People with Type A blood have only A antigens attached to their red cells but have B antigens in their plasma. In those with Type B blood, the location of the antigens is reversed. Type O blood has neither A nor B antigens on red cells, but both are present in the plasma. And finally, Type AB has both A and B antigens on red cells but neither in plasma. But wait, there’s more! When a third antigen, called the Rh factor, is present, the blood type is classified as positive. When Rh factor is absent, the blood type is negative.

Scientists still don’t understand why humans have different blood types, but knowing yours is important: Some people have life-threatening reactions if they receive a blood type during a transfusion that doesn’t “mix” with their own. Before researchers developed reliable ways to detect blood types, that tended to turn out badly for people receiving an incompatible human (or animal!) blood transfusion.

4. Blood makes up about 8 percent of our total body weight.

Adult bodies contain about 5 liters (5.3 quarts) of blood. An exception is pregnant women, whose bodies can produce about 50 percent more blood to nourish a fetus.)

Plasma, the liquid portion of blood, accounts for about 3 liters. It carries red and white blood cells and platelets, which deliver oxygen to our cells, fight disease, and repair damaged vessels.
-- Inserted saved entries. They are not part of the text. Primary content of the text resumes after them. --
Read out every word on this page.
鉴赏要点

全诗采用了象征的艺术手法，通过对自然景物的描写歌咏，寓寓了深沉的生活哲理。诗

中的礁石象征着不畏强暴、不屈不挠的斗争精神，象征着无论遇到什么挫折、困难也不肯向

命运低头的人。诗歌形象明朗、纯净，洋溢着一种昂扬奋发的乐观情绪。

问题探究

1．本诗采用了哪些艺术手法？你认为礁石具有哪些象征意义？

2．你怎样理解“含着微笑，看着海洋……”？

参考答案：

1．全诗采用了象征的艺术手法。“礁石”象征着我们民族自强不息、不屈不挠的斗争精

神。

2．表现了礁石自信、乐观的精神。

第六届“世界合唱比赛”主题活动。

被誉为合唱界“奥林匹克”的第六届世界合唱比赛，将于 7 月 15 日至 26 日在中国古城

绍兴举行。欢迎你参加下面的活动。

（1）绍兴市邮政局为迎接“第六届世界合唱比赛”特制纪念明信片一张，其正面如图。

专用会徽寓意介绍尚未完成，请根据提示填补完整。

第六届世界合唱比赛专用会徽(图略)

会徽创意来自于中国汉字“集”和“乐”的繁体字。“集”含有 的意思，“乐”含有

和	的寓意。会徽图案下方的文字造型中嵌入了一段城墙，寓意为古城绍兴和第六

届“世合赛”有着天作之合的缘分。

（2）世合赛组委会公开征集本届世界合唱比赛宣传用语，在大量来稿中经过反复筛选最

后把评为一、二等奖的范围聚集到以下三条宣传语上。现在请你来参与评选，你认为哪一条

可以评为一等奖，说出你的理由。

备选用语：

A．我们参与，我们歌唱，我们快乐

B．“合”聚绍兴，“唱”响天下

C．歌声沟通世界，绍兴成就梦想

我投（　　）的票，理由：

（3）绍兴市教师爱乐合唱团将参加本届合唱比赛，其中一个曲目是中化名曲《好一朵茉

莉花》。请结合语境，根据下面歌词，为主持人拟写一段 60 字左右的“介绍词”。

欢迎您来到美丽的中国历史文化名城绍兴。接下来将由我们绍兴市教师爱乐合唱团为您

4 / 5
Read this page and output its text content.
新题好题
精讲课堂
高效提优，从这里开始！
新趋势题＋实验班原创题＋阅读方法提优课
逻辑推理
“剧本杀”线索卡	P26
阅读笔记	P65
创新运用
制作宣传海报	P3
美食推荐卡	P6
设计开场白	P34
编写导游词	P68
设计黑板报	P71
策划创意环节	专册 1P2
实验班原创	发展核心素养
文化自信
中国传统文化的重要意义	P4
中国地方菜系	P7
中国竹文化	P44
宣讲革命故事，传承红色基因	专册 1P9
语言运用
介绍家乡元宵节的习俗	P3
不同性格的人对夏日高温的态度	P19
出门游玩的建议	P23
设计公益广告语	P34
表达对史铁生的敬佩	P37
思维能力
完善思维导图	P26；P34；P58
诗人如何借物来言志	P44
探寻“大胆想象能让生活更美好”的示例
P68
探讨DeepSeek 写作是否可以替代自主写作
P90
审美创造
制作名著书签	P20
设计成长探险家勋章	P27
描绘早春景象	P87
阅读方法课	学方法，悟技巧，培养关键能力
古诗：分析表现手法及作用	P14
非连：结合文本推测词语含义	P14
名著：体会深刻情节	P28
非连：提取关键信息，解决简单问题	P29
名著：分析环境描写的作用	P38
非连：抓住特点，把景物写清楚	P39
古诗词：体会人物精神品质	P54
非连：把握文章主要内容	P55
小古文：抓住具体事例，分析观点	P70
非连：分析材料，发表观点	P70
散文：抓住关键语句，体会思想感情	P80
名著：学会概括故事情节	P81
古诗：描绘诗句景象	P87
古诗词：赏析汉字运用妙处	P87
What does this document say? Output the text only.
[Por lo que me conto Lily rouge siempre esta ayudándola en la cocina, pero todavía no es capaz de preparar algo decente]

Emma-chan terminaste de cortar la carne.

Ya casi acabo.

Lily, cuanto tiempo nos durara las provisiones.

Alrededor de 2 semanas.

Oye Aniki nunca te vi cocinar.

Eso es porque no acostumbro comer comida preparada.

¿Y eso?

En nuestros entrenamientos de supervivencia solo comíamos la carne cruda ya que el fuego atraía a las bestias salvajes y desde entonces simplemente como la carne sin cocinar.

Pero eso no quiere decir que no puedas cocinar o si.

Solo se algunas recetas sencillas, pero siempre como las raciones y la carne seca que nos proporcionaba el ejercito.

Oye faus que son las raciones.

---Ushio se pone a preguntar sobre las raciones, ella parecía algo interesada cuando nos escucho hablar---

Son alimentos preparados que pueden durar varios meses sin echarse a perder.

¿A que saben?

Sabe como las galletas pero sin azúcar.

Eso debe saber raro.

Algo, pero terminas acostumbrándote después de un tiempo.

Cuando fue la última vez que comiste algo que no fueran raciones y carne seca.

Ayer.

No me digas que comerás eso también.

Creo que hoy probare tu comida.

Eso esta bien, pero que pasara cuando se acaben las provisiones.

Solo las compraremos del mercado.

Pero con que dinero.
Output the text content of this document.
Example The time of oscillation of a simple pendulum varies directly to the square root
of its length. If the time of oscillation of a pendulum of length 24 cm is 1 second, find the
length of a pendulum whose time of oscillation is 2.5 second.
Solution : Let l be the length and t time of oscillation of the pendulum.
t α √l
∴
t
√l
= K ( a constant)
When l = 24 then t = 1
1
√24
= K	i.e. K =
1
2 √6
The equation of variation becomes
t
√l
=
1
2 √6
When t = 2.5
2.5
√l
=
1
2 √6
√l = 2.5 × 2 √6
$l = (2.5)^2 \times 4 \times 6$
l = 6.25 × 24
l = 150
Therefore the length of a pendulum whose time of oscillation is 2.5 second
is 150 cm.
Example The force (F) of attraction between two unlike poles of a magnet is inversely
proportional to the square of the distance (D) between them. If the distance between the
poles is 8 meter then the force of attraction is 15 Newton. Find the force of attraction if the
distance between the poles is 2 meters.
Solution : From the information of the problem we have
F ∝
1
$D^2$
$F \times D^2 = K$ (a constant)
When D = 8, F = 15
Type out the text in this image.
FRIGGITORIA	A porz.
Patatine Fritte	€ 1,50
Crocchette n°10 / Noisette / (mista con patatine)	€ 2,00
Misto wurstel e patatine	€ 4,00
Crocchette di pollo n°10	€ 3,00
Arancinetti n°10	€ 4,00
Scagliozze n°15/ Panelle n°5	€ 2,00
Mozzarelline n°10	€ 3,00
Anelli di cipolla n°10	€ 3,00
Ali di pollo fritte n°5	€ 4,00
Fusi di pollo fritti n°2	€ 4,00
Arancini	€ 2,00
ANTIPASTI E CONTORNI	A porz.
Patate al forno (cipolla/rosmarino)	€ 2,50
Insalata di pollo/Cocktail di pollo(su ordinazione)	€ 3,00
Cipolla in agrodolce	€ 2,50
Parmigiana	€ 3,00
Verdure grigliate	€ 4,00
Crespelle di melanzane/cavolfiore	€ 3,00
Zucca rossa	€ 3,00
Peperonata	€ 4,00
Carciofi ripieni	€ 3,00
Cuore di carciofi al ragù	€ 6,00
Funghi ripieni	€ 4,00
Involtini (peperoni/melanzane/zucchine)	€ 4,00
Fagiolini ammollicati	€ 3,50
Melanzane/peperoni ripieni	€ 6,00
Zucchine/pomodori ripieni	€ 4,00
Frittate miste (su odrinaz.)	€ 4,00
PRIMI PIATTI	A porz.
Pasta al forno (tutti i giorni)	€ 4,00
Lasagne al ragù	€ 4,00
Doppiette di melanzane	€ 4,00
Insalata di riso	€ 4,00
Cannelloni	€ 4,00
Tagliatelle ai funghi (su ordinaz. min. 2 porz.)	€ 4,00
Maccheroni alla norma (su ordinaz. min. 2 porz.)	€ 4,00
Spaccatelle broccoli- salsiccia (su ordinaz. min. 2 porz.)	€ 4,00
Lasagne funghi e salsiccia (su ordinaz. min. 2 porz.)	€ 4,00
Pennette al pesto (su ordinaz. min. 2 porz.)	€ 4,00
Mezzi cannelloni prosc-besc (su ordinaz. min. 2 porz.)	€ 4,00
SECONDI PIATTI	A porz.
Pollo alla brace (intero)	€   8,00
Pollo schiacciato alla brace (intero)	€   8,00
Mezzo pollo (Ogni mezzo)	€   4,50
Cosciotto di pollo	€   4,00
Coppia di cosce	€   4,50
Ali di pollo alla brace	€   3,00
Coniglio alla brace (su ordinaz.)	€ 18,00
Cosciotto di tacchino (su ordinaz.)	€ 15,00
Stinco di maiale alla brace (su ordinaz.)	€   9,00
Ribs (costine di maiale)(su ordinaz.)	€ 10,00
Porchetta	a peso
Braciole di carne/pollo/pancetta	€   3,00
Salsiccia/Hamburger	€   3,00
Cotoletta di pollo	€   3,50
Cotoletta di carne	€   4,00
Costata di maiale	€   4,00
These cells are joined by electrolytes, antibodies, vitamins, proteins, and other nutrients required to maintain all the other cells in the body.

5. A healthy red blood cell lasts for roughly 120 days.

Red blood cells contain an important protein called hemoglobin that delivers oxygen to all the other cells in our bodies. It also carries carbon dioxide from those cells back to the lungs.

Red blood cells are produced in bone marrow, but not everyone produces healthy ones. People with sickle cell anemia, a hereditary condition, develop malformed red blood cells that get stuck in blood vessels. These blood cells last about 10 to 20 days, which leads to a chronic shortage of red blood cells, often causing to pain, infection, and organ damage.

6. Blood might play a role in treating Alzheimer's disease.

In 2014, research led by Stanford University scientists found that injecting the plasma of young mice into older mice improved memory and learning. Their findings follow years of experiments in which scientists surgically joined the circulatory systems of old and young mice to test whether young blood could reverse signs of aging. Those results showed rejuvenating effects of a particular blood protein on the organs of older mice.

The Stanford team’s findings that young blood had positive effects on mouse memory and learning sparked intense interest in whether it could eventually lead to new treatments for Alzheimer’s disease and other age-related conditions.

7. The sight of blood can make people faint.

For 3 to 4 percent of people, squeamishness associated with blood, injury, or invasive medical procedures like injections rises to the level of a true phobia called blood injury injection phobia (BII). And most sufferers share a common reaction: fainting.

Most phobias cause an increase in heart rate and blood pressure, and often muscle tension, shakes, and sweating: part of the body’s sympathetic nervous system’s “fight or flight” response. But sufferers of BII experience an added symptom. After initially increasing, their blood pressure and heart rate will abruptly drop.

This reaction is caused by the vagus nerve, which works to keep a steady heart rate, among other things. But the vagus nerve sometimes overdoes it, pushing blood pressure and heart rate too low. (You may have experienced this phenomenon if you’ve ever felt faint while hungry, dehydrated, startled, or standing up too fast.) For people with BII, the vasovagal response can happen at the mere sight or suggestion of blood, needles, or bodily injury, making even a routine medical or dental checkup cause for dread and embarrassment.